De kapitaallasten zijn herrekend op basis van de werkelijke boekwaarden per 1 januari 2023. Omdat een aantal investeringsprojecten lager uitvalt danwel later tot uitvoering komt, is er sprake van een onderuitputting op de kapitaallasten van ruim 1,6 miljoen euro. Deze onderuitputting valt incidenteel vrij ten gunste van de stelpost onderuitputting kapitaallasten op hoofdtaakveld 0 (1,0 miljoen euro). Het restant van 645.000 euro leidt tot een positieve bijstelling van het begrotingssaldo

Nadelen

  • Wmo/Jeugd (1,25 miljoen euro incidenteel/structureel)

Bij de Wmo zien we in de eerste maanden van 2023 een stijging in de uitgaven.
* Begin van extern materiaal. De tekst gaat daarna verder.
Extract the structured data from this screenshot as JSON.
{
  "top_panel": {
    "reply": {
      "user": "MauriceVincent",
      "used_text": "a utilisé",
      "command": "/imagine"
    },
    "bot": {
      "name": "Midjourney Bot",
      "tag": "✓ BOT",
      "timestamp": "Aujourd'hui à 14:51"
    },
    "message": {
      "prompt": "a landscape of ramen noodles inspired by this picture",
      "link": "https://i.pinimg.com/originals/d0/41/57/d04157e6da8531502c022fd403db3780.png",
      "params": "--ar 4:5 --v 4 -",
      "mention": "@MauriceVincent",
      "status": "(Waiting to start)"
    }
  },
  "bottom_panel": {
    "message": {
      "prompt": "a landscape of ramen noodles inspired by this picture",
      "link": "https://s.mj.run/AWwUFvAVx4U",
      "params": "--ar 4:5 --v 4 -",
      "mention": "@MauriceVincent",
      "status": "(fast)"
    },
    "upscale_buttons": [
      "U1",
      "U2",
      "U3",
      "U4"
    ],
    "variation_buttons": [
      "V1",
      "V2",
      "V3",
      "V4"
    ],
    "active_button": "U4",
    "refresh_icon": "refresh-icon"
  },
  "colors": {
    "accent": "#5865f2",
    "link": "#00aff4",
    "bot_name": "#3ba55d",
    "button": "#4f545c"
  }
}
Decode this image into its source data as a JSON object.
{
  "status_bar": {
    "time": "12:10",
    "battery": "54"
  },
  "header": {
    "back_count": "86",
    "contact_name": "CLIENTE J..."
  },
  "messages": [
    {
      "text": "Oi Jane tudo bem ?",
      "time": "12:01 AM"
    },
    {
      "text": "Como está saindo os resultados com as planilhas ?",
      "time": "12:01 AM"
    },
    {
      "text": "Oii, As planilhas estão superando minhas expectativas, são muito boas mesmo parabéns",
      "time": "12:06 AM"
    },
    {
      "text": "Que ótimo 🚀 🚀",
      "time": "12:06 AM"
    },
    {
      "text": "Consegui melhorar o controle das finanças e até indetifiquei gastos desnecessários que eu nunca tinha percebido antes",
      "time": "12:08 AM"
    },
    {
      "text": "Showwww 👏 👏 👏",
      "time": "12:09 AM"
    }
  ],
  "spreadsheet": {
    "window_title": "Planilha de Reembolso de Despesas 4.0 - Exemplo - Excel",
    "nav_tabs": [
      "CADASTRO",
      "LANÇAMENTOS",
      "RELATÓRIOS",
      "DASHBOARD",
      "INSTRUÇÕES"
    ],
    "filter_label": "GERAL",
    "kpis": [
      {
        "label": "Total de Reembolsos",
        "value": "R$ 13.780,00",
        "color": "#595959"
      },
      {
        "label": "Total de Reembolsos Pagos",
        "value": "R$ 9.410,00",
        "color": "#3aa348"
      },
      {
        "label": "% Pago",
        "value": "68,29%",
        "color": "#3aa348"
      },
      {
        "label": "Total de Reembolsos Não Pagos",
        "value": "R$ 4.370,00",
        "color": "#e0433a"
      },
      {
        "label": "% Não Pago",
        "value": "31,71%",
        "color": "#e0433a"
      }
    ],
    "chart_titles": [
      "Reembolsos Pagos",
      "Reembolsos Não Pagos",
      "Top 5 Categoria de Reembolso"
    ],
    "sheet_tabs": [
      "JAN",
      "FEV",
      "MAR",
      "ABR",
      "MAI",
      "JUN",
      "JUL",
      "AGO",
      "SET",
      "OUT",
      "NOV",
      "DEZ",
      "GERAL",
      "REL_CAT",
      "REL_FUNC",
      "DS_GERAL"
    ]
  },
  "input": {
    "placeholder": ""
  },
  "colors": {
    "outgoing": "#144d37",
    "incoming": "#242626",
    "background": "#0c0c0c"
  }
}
Wij zien een toename in de zwaardere zorg voor Huishoudelijke ondersteuning. Daarnaast zijn de tarieven harder gestegen dan wij verwachtten. Ook verwachten wij hogere uitgaven voor de WMO hulpmiddelen naar aanleiding van de  aanbesteding van het nieuwe contract. Bij jeugd zien we een stijging in kosten op de individuele maatwerkcontracten

  • CAO gemeenteambtenaren (600.000 euro structureel)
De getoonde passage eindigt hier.